In Sham Shui Po on Sunday, Ah Lung joined other masked “frontliners” as the protest began. Some used wrenches to loosen bolts on roadside fences, which were then shaken loose, bound with nylon ties, and formed into makeshift barricades against the police. He called out instructions on where to position the barricades. As they worked, other masked protesters used hand-held telescopes to track police movements.
The improvised, bottom-up nature of the protest movement is further evident in the scores of medics, some of them medical staff from local hospitals, who say they have turned up unprompted at protest sites to treat the wounded and administer saline solution to tear gas victims.
Kay, a 28-year-old medic who works in information technology and would only give her first name, said she prepared an emergency kit, including iodine, bandages, tourniquets and saline solution before every protest. “I was hit by a tear gas canister one time and then when I retreated to a safe spot, some people helped me. I felt touched, and I wanted to help some people back.”

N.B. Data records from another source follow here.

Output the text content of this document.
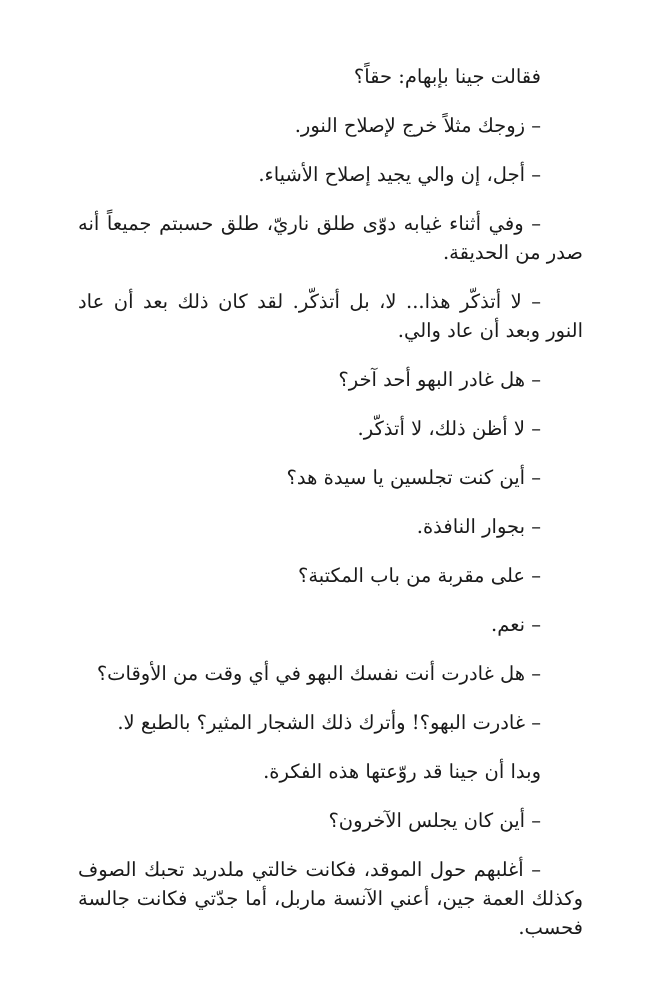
فقالت جينا بإبهام: حقاً؟

– زوجك مثلاً خرج لإصلاح النور.

– أجل، إن والي يجيد إصلاح الأشياء.

– وفي أثناء غيابه دوّى طلق ناريّ، طلق حسبتم جميعاً أنه صدر من الحديقة.

– لا أتذكّر هذا... لا، بل أتذكّر. لقد كان ذلك بعد أن عاد النور وبعد أن عاد والي.

– هل غادر البهو أحد آخر؟

– لا أظن ذلك، لا أتذكّر.

– أين كنت تجلسين يا سيدة هد؟

– بجوار النافذة.

– على مقربة من باب المكتبة؟

– نعم.

– هل غادرت أنت نفسك البهو في أي وقت من الأوقات؟

– غادرت البهو؟! وأترك ذلك الشجار المثير؟ بالطبع لا.

وبدا أن جينا قد روّعتها هذه الفكرة.

– أين كان يجلس الآخرون؟

– أغلبهم حول الموقد، فكانت خالتي ملدريد تحبك الصوف وكذلك العمة جين، أعني الآنسة ماربل، أما جدّتي فكانت جالسة فحسب.
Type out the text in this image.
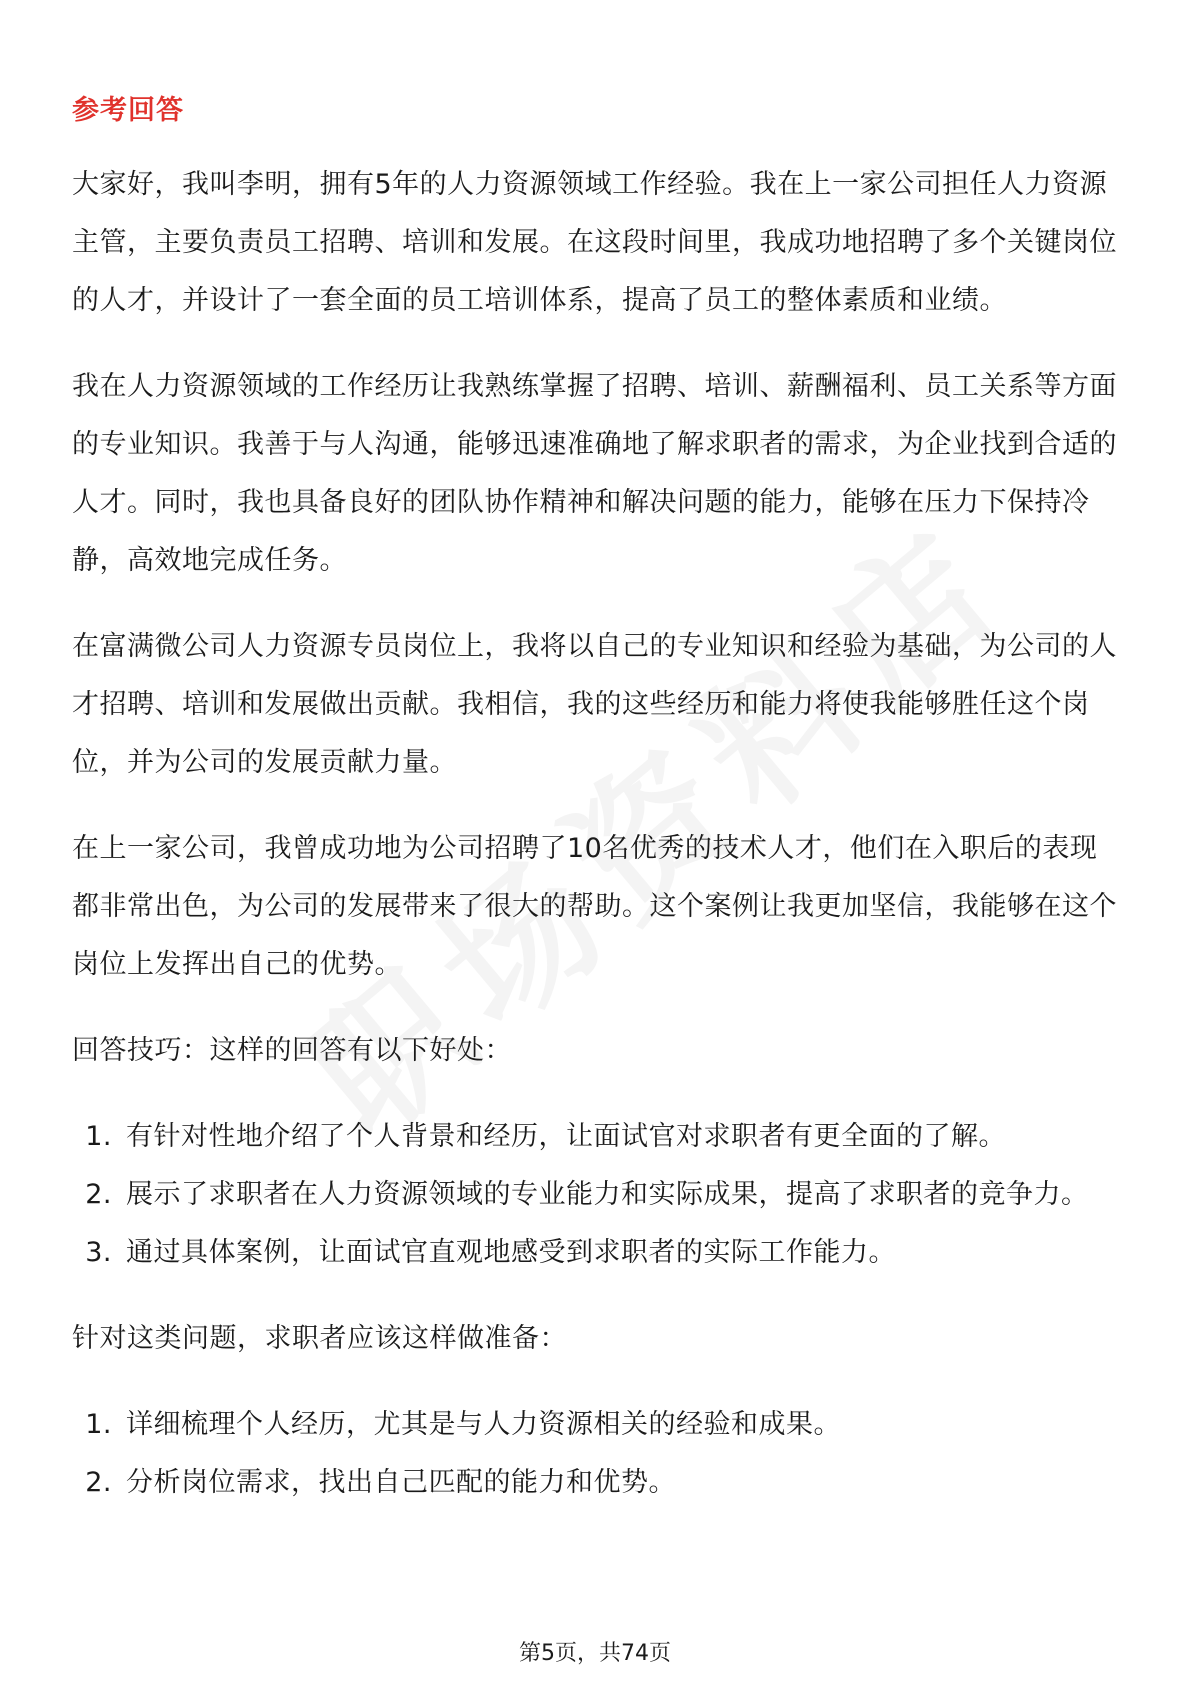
参考回答

大家好，我叫李明，拥有5年的人力资源领域工作经验。我在上一家公司担任人力资源主管，主要负责员工招聘、培训和发展。在这段时间里，我成功地招聘了多个关键岗位的人才，并设计了一套全面的员工培训体系，提高了员工的整体素质和业绩。

我在人力资源领域的工作经历让我熟练掌握了招聘、培训、薪酬福利、员工关系等方面的专业知识。我善于与人沟通，能够迅速准确地了解求职者的需求，为企业找到合适的人才。同时，我也具备良好的团队协作精神和解决问题的能力，能够在压力下保持冷静，高效地完成任务。

在富满微公司人力资源专员岗位上，我将以自己的专业知识和经验为基础，为公司的人才招聘、培训和发展做出贡献。我相信，我的这些经历和能力将使我能够胜任这个岗位，并为公司的发展贡献力量。

在上一家公司，我曾成功地为公司招聘了10名优秀的技术人才，他们在入职后的表现都非常出色，为公司的发展带来了很大的帮助。这个案例让我更加坚信，我能够在这个岗位上发挥出自己的优势。

回答技巧：这样的回答有以下好处：

1. 有针对性地介绍了个人背景和经历，让面试官对求职者有更全面的了解。
2. 展示了求职者在人力资源领域的专业能力和实际成果，提高了求职者的竞争力。
3. 通过具体案例，让面试官直观地感受到求职者的实际工作能力。

针对这类问题，求职者应该这样做准备：

1. 详细梳理个人经历，尤其是与人力资源相关的经验和成果。
2. 分析岗位需求，找出自己匹配的能力和优势。
第5页，共74页
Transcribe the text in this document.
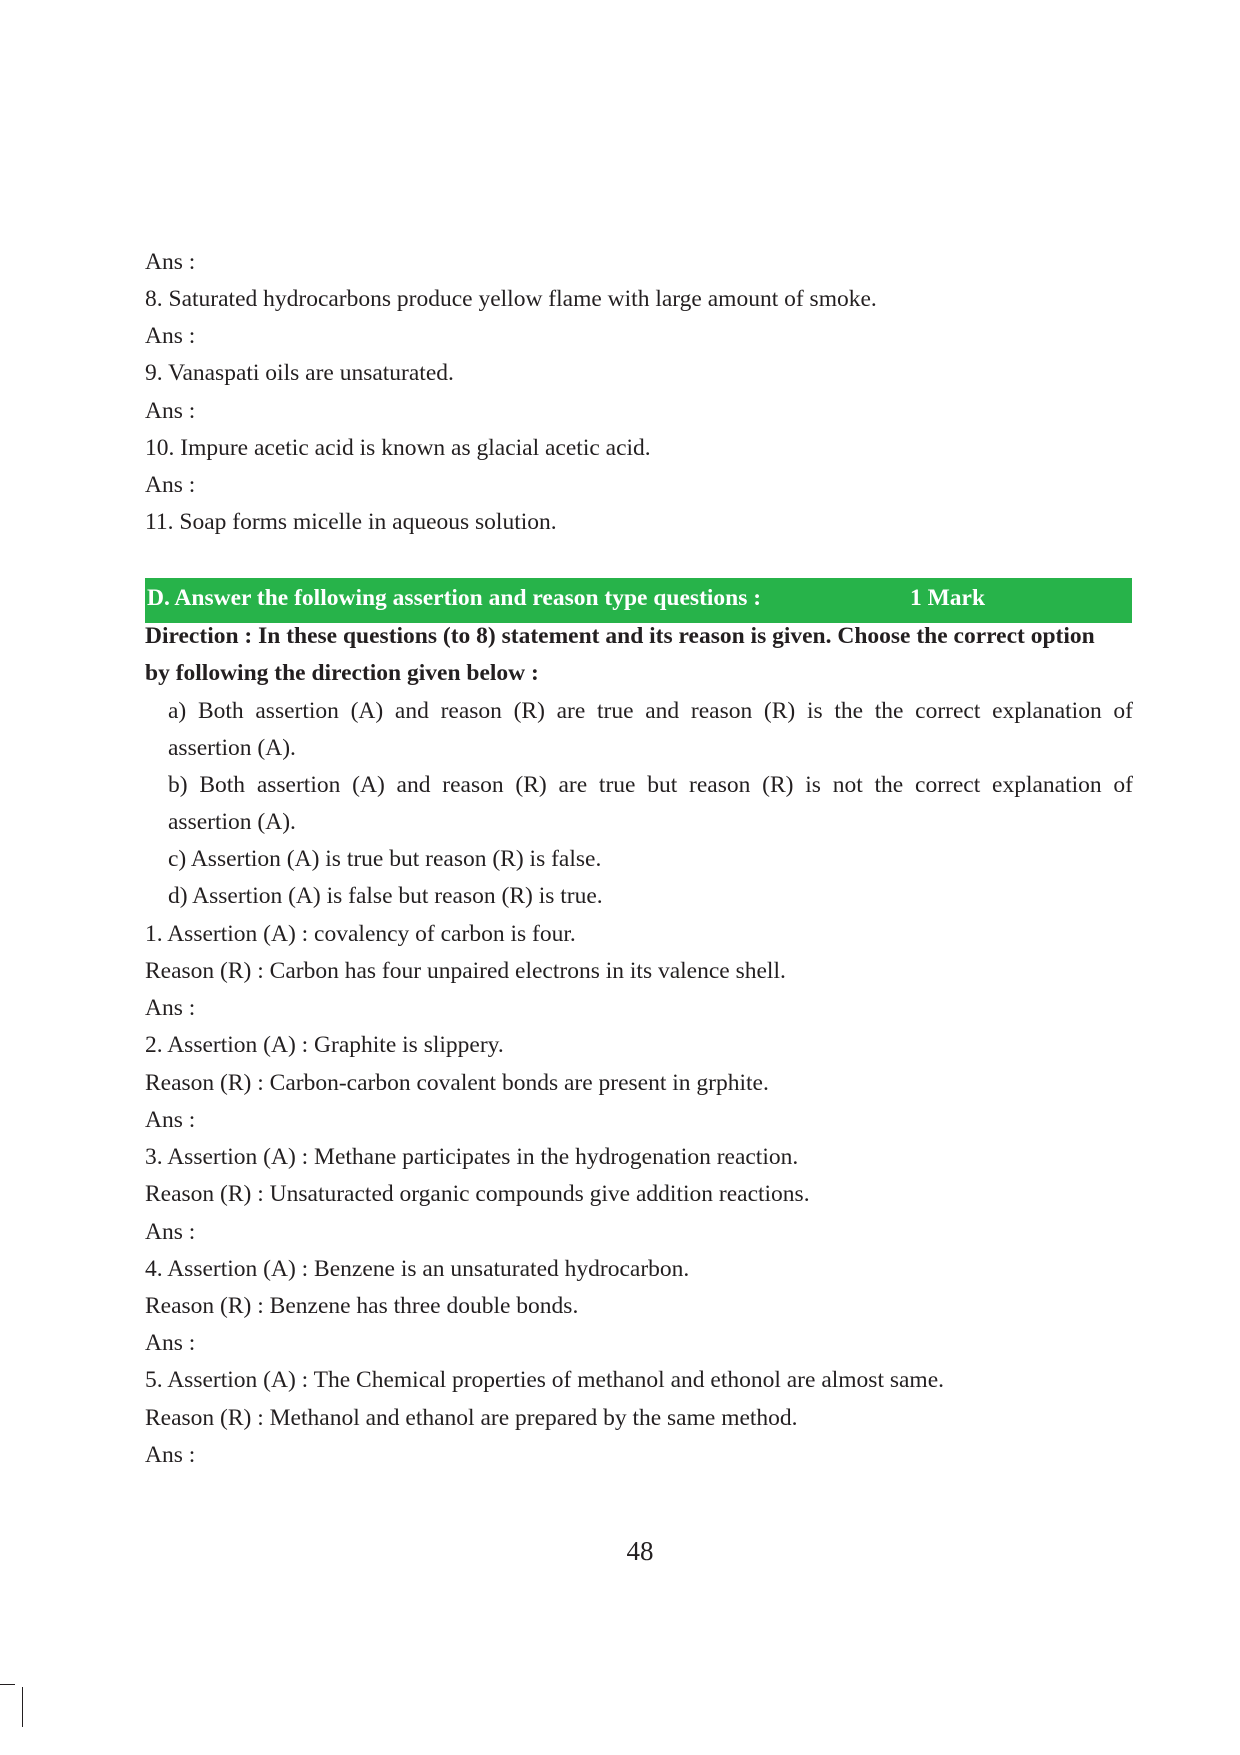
Ans :
8. Saturated hydrocarbons produce yellow flame with large amount of smoke.
Ans :
9. Vanaspati oils are unsaturated.
Ans :
10. Impure acetic acid is known as glacial acetic acid.
Ans :
11. Soap forms micelle in aqueous solution.
D. Answer the following assertion and reason type questions :	1 Mark
Direction : In these questions (to 8) statement and its reason is given. Choose the correct option
by following the direction given below :
a) Both assertion (A) and reason (R) are true and reason (R) is the the correct explanation of
assertion (A).
b) Both assertion (A) and reason (R) are true but reason (R) is not the correct explanation of
assertion (A).
c) Assertion (A) is true but reason (R) is false.
d) Assertion (A) is false but reason (R) is true.
1. Assertion (A) : covalency of carbon is four.
Reason (R) : Carbon has four unpaired electrons in its valence shell.
Ans :
2. Assertion (A) : Graphite is slippery.
Reason (R) : Carbon-carbon covalent bonds are present in grphite.
Ans :
3. Assertion (A) : Methane participates in the hydrogenation reaction.
Reason (R) : Unsaturacted organic compounds give addition reactions.
Ans :
4. Assertion (A) : Benzene is an unsaturated hydrocarbon.
Reason (R) : Benzene has three double bonds.
Ans :
5. Assertion (A) : The Chemical properties of methanol and ethonol are almost same.
Reason (R) : Methanol and ethanol are prepared by the same method.
Ans :
48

Francis Lee, a professor at the Chinese University of Hong Kong, who has written a book on Hong Kong social movements, describes the protests as an “open source” movement. Protesters often aggregate the best ideas in online groups and vote on courses of action, he said.
Hong Kong was promised it would enjoy the “one-country, two-systems” autonomy until 2047 but, for these young protesters, that deadline will occur during their mid-lives. “In 2047, if it returns to China, real Hong Kongers will leave and emigrate from Hong Kong,” said Ah Lung from his small apartment in the Sham Shui Po. “By then, it won’t be Hong Kong anymore, but Xiang Gang,” he said, referring to the name commonly used on the mainland for Hong Kong.
“We can’t retreat or the authoritarianism will worsen,” said Tsang, the other black-clad protester in this story, referring to the Chinese government.
“This is not about me. This is for Hong Kong, my home city.”